Back in mid-February, President Obama signed an executive order creating the National Commission on Fiscal Responsibility and Reform. The Commission is headed by Erskine Bowles and Alan Simpson, both of whom are recognized as serious, thoughtful men with significant experience ... in government. They are joined by six Republicans and another half-dozen Democrats, who are all current members of Congress, assigned to this commission. Four additional members bring the size of the total Commission to eighteen members.

The Commission was created because Congress has proven itself incapable of reining in profligate spending, borrowing and vote buying. It has proven itself over and over again unable to exercise any self-restraint when it comes to spending. Need we be reminded of Speaker Pelosi's $60,000 charge for fresh flowers for her office? Or her need for what appears to be an Air Force 3 to fly her, her staff members and family to San Francisco on the tax-payer's nickel?

These are hardly the acts of either a single individual or a group of individuals who recognize that they have a fiduciary responsibility to wisely husband the financial resources that we have entrusted to them.

So twelve current members of Congress are going to make a special effort to rein in spending, and raise taxes to the point that we generate a surplus to reduce the unconscionable and unsustainable levels of our national debt.

One has to ask: Isn't that already their day job?

The biggest fear that we should have regarding this deficit commission is that they will be chock full of ideas as to how taxes should be raised, but only come up with politically unpalatable recommendations for spending reductions. Not unpalatable to the average man or woman in the street, but to members of the political class who depend on governmental largesse to retain their position, and their power.

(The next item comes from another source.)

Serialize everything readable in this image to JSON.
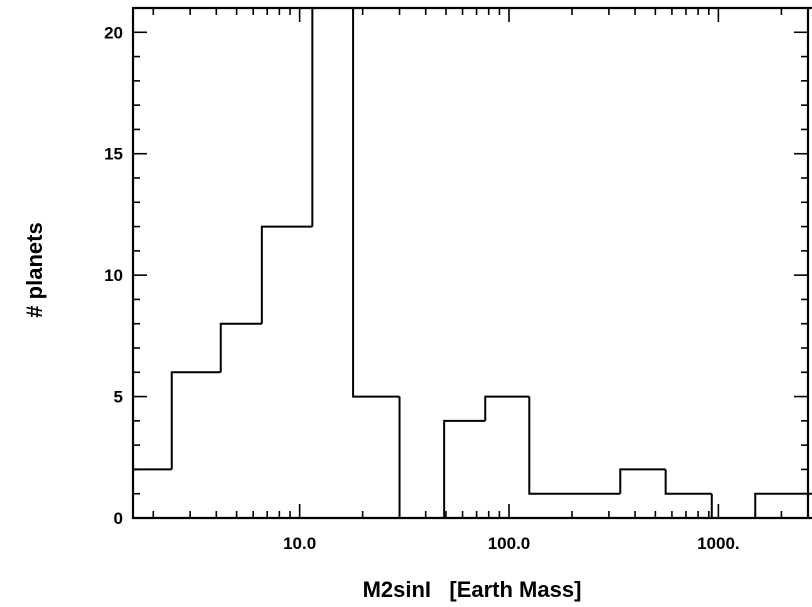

Give any politician a new revenue stream and it will never be used to reduce the debt. As always it will fund new "initiatives", "programs" or another variant of "stimulus", rather than for its intended use.

Regardless of how lofty the stated goals, no matter how many promises are made that Congress and the White House are going to get serious about fiscal responsibility, the only people who might conceivably believe what they hear are also likely to believe in Santa, the Easter Bunny and the Great Pumpkin. After all, as de Tocqueville said nearly 200 years ago:

"The American Republic will endure until the day Congress discovers that it can bribe the public with the public's money."

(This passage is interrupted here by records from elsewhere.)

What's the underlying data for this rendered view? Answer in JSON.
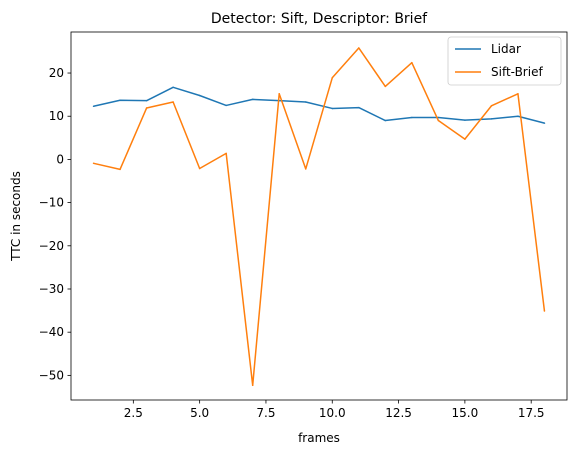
{
  "chart_data": {
    "type": "line",
    "title": "Detector: Sift, Descriptor: Brief",
    "xlabel": "frames",
    "ylabel": "TTC in seconds",
    "xlim": [
      0.15,
      18.85
    ],
    "ylim": [
      -55.7,
      29.5
    ],
    "xticks": [
      2.5,
      5.0,
      7.5,
      10.0,
      12.5,
      15.0,
      17.5
    ],
    "xtick_labels": [
      "2.5",
      "5.0",
      "7.5",
      "10.0",
      "12.5",
      "15.0",
      "17.5"
    ],
    "yticks": [
      -50,
      -40,
      -30,
      -20,
      -10,
      0,
      10,
      20
    ],
    "ytick_labels": [
      "−50",
      "−40",
      "−30",
      "−20",
      "−10",
      "0",
      "10",
      "20"
    ],
    "grid": false,
    "legend_position": "upper-right",
    "x": [
      1,
      2,
      3,
      4,
      5,
      6,
      7,
      8,
      9,
      10,
      11,
      12,
      13,
      14,
      15,
      16,
      17,
      18
    ],
    "series": [
      {
        "name": "Lidar",
        "color": "#1f77b4",
        "values": [
          12.3,
          13.7,
          13.6,
          16.7,
          14.8,
          12.5,
          13.9,
          13.6,
          13.3,
          11.8,
          12.0,
          9.0,
          9.7,
          9.7,
          9.1,
          9.4,
          10.0,
          8.4
        ]
      },
      {
        "name": "Sift-Brief",
        "color": "#ff7f0e",
        "values": [
          -0.9,
          -2.3,
          11.9,
          13.3,
          -2.1,
          1.4,
          -52.3,
          15.2,
          -2.2,
          18.9,
          25.8,
          16.9,
          22.4,
          9.0,
          4.7,
          12.4,
          15.2,
          -35.1
        ]
      }
    ]
  }
}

Perhaps the term "entitlements" should have a dictionary entry that reads: see also, bribes, corruption, fraud, and perjury.

President Obama is undoubtedly hoping that his bi-partisan deficit commission will recommend massive tax hikes to provide political cover so he and his Congressional allies will continue to be able to freely plunder even more of the money earned by our productive citizens in order to spread the wealth to those unproductive citizens, illegal aliens and community organizations who support his agenda.

For once, his "hope" will actually come to true. His hope, our nightmare. We can absolutely rely on the deficit commission to recommend massive tax increases. They may ritually genuflect in the direction of fiscal sobriety and simultaneously recommend a few cosmetic spending reductions, but within a matter of weeks we can be assured of new subsidies for "green" projects to be launched and the deficit, we will be assured, will be just fine, thank you.

Once again, we have a government that views its citizens with contempt. And no deficit commission is going to change that. Only the November mid-term election can begin to steer the ship of state in a different direction, away from the cataracts of bankruptcy.